Aimee Mann in W Magazine’s Long May They Rock: Nine Trailblazing Women Who Rewrote the Rules of Music

[W Magazine]
From Apollonia and Debbie Harry to Aimee Mann and Crystal Waters, we salute the unstoppable artists whose sounds, styles, and stories continue to define generations.
By Alex Hawgood
AIMEE MANN
Aimee Mann’s creative process starts with a feeling—one she doesn’t fully understand until she picks up a guitar. “When you’re playing music, you’ll go, ‘Oh, that’s what’s been going on. That’s how I feel,’ ” she said. “It just all happens kind of at the same time.”
Mann first found success in the 1980s with the rock group ’Til Tuesday. In the ’90s, after ricocheting between record labels, she went solo, figuring anyone who cared enough would find her. Now a reunion with ’Til Tuesday is on deck. “Practicing those old songs feels like karaoke,” Mann joked, referring to cult classics such as “Voices Carry,” the 1985 hit that was beloved, in part, for its soap opera–esque video in which her boyfriend tries in vain to control her.

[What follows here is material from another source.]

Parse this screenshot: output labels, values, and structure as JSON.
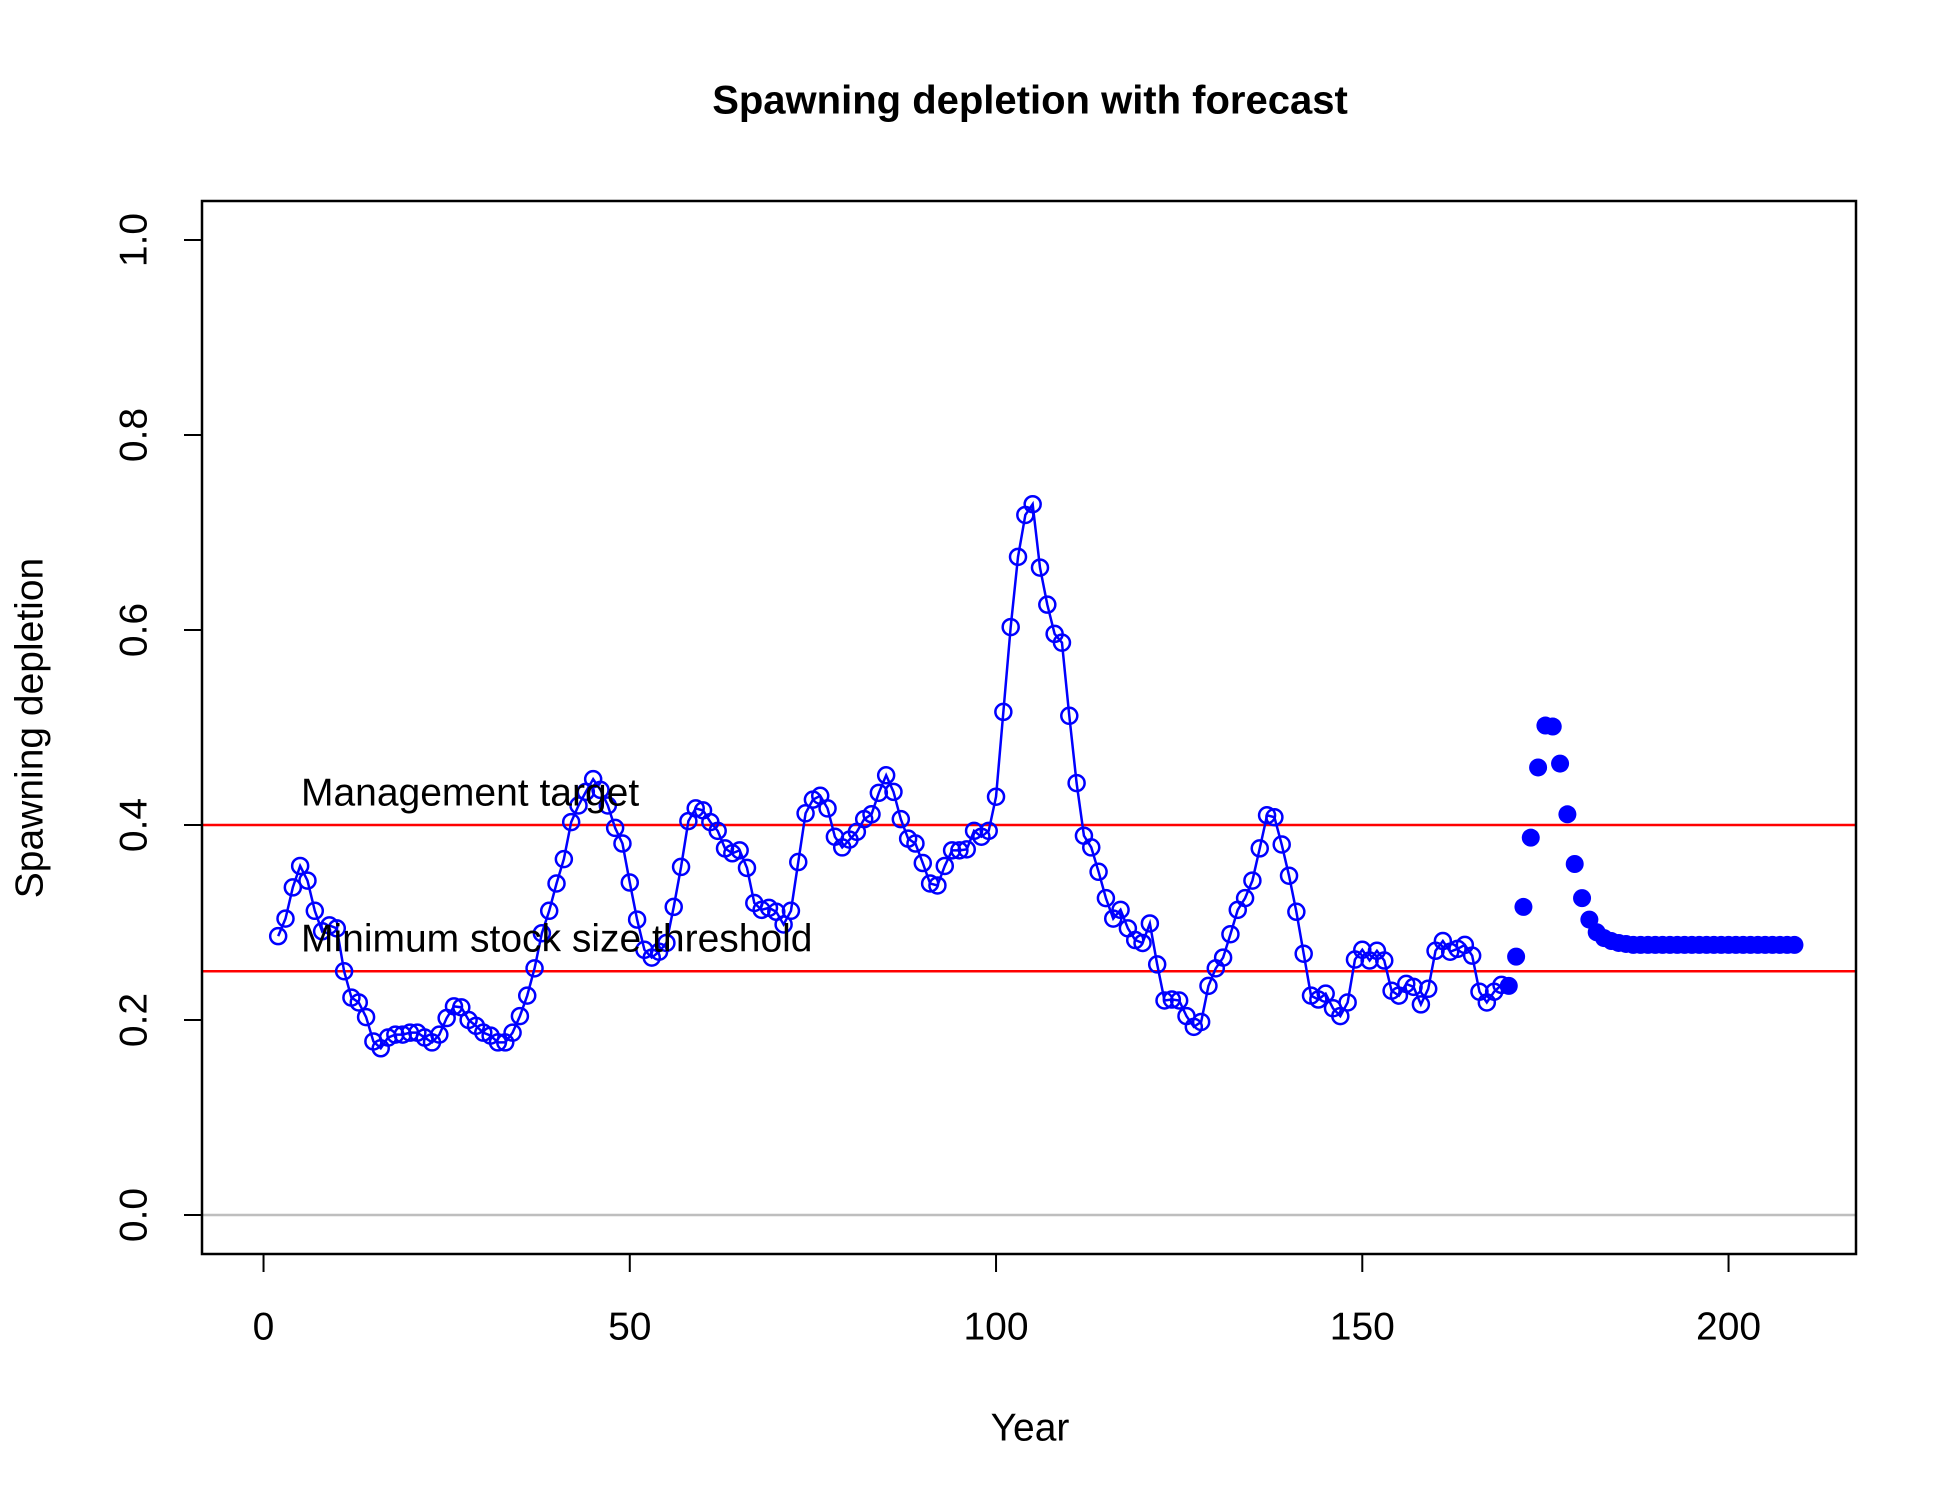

Mann holds a singular place in the American tradition of musical malaise. Or, as she put it, “Here’s a thing that’s legitimately sad, but also you can find the humor in it.” Case in point: “Save Me,” the Oscar-nominated song from the 1999 movie Magnolia, with lyrics like “You struck me dumb / Like radium / Like Peter Pan or Superman / You will come.”
“As soon as you start worrying about marketing to an audience, it’s over,” Mann says of her independent approach to music. “I can’t tell you how you’re supposed to feel.” That sensibility now extends to a graphic memoir, written and illustrated by hand, which she estimates will be out in a year or two. “It is mood-altering to be creative,” she said.